Cultures were concentrated by centrifugation, frozen and extracted following the CTAB method (Doyle & Doyle, 1987), with modifications by Lundholm et al. (2002). The ITS1, 5.8S and ITS2 of the nuclear-encoded rDNA (designated ITS) and the D1–D3 regions of the LSU rDNA (designated LSU) were amplified using primers listed in Lundholm et al. (2002, 2003). The conditions were: one initial denaturation at 94°C for 2 min, followed by 30–36 cycles each comprising 94°C for 30 s, 60°C for 25 s, 72°C for 25 s, and 72°C for 3 min. PCR-products were purified using QIAquick PCR Purification Kit (Qiagen, Germany). Thirty to 40 ng PCR-product were used in each 20-µl sequencing reaction with the sequencing primers used in Lundholm et al. (2002, 2003). Nucleotide sequences were determined using the Dye Terminator Cycle Sequencing Ready Reaction Kit (Perkin Elmer, California) and sequencing was done using an ABI Prism 377 DNA sequencer (Perkin Elmer). GenBank accession numbers of sequences obtained in the present study are listed in Table 1; the remainder were acquired from Lundholm et al. (2002).

Alignment and phylogenetic analyses

LSU rDNA sequences were added to an established alignment (Lundholm et al., 2002). The alignment contained 44 taxa, of which three raphid diatoms (Pauliella taeniata (Grunow) Round et Basson, Phaeodactylum tricornutum Bohlin and Navicula cf. erifuga Lange-Bertalot), not belonging to the Bacillariaceae, were used as outgroup. The data set comprised 918 characters of which 872 were considered unambiguous and used in the analyses. The ITS alignment comprised 925 characters and, in addition to ITS1, 5.8S and ITS2, included 97 characters from the terminal end of the SSU gene and 25 characters from the start of the LSU gene. The data set for the ITS analyses contained eight species, and all 925 characters were included in the analyses.

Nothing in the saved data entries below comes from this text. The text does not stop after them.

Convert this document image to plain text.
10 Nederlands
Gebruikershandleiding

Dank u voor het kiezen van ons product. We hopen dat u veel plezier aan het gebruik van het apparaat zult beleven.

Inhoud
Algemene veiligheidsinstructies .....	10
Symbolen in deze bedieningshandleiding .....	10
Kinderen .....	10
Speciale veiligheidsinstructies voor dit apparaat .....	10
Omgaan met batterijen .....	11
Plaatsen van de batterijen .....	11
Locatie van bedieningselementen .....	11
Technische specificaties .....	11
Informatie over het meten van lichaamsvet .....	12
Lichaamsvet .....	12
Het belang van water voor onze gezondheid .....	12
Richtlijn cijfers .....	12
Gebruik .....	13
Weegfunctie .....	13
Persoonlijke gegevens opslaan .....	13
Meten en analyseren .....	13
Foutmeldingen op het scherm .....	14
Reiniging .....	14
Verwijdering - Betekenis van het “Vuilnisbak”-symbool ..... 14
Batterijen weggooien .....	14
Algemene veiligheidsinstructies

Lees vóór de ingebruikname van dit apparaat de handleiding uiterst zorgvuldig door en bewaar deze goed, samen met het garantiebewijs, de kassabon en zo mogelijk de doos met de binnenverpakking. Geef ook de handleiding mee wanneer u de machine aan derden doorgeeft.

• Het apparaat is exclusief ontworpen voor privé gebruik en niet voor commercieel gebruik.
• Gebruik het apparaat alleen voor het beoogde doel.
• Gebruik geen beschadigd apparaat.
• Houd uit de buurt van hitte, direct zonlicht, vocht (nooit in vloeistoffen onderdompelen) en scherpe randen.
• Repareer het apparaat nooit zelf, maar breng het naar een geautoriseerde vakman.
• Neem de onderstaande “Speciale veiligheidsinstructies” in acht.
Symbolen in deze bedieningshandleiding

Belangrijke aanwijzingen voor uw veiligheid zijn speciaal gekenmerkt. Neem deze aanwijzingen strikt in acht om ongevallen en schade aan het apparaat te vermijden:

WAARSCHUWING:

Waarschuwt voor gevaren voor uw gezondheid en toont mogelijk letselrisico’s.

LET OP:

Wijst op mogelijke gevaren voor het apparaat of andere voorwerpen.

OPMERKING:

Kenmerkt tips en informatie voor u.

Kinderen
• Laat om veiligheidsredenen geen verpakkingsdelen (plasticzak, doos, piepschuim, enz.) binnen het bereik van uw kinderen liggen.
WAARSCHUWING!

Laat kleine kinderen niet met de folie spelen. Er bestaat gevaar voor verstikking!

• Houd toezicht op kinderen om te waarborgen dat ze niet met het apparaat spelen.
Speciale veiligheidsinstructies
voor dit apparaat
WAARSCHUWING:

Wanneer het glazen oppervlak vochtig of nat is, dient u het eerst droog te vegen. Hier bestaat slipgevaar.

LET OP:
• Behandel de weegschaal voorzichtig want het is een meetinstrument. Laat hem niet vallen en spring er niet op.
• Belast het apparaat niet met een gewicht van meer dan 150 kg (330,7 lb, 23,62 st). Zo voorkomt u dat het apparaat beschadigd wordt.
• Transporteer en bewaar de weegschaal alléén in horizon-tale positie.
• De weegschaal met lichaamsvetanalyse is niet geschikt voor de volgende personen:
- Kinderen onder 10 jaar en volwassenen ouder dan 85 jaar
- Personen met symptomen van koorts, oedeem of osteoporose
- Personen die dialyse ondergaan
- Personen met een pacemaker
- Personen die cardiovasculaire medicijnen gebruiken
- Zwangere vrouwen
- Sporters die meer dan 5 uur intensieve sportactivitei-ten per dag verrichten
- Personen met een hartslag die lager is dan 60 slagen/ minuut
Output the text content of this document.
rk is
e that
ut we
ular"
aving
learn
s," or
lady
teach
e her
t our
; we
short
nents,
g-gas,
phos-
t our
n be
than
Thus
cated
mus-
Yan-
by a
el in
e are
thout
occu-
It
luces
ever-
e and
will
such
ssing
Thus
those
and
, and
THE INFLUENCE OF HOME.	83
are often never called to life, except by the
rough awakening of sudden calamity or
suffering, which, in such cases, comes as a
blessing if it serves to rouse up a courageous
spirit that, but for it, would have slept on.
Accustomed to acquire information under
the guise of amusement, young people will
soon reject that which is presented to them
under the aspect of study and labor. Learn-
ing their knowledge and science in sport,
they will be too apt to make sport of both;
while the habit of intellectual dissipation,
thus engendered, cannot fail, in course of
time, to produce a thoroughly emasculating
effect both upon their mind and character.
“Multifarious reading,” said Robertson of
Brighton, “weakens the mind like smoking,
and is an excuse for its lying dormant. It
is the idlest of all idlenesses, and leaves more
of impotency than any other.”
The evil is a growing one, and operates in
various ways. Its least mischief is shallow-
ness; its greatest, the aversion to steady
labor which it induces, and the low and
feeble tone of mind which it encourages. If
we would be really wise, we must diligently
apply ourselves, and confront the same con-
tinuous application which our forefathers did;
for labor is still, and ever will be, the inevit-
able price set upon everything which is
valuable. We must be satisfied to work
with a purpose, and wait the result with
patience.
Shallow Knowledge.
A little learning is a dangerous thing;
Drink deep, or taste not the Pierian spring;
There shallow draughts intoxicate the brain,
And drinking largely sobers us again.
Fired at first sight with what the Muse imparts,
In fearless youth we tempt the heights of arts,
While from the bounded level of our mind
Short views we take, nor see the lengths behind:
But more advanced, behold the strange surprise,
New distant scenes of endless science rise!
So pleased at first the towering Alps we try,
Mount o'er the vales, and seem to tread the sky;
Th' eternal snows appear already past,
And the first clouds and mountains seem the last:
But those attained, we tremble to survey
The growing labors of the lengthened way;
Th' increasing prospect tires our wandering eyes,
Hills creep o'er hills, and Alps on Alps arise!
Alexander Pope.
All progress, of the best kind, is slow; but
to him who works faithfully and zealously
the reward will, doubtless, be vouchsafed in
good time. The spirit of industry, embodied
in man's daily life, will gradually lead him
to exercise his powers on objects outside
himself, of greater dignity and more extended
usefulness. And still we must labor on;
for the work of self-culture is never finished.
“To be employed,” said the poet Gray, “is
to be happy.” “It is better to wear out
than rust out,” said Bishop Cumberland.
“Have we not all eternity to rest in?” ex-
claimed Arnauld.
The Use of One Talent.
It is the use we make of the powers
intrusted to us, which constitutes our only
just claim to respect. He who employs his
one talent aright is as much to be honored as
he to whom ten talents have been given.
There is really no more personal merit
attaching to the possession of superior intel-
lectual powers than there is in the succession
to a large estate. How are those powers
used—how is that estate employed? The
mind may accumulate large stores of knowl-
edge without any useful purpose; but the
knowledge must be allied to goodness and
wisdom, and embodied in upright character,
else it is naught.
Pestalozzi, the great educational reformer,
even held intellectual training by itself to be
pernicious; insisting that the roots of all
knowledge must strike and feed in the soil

Phylogenetic analyses were performed using PAUP* (version 4.0b.8) (Swofford, 2002). Parsimony analyses were done using heuristic searches (1000 replicates) and a branch-swapping algorithm (tree-bisection reconnection, TBR). For the maximum likelihood analyses (ML), the most optimal model was found using Modeltest version 3.06b (Posada & Crandall, 1998). The exact parameters were estimated from consecutive heuristic searches (100 and 10 replicates in each search for ITS and LSU, respectively), re-optimizing the parameters until the values of the parameters converged. For the ML analyses on the LSU rDNA data set, a Tamura-Nei substitution model (Tamura & Nei, 1993) with equal base frequencies was used, applying among site rate heterogeneity (gamma distribution) between sites after calculation of invariable sites. For the ITS rDNA analyses, a Hasegawa–Kishino–Yano substitution model (Hasegawa et al., 1985) with a gamma distribution was applied. Distance analyses were performed on both data sets using neighbor joining analyses (NJ). Bootstrap analyses were used to determine the robustness of the acquired tree topologies. For the LSU data set, 1000 replicates were performed using parsimony and distance analyses, but none using ML. For the ITS data set, 1000 bootstrap replicates were used for all types of analyses.

Results

Morphology

Flourishing populations of N. seminae in the Gulf of St. Lawrence usually occur in long, straight or coiled, ribbon-like colonies of more than 20 cells, joined by the entire valve face (Figs 1, 2). Short colonies of 8–10 cells, pairs or solitary cells are often observed in both the Gulf of St. Lawrence and the subarctic Pacific (Fig. 3). At low magnification (e.g. ×400), cells of N. seminae can easily be confused with small species of Fragilariopsis which were present in the Gulf of St. Lawrence samples. N. seminae varied in length from 9.5–54.3 µm and in width from 6.9–15.4 µm in the Gulf of St. Lawrence material, and from 11.0–59.6 µm and 5.3–14.5 µm for the subarctic Pacific material (Table 2). Nevertheless specimens > 50 µm in length were regularly found in both subarctic Pacific and Gulf of St. Lawrence cultures.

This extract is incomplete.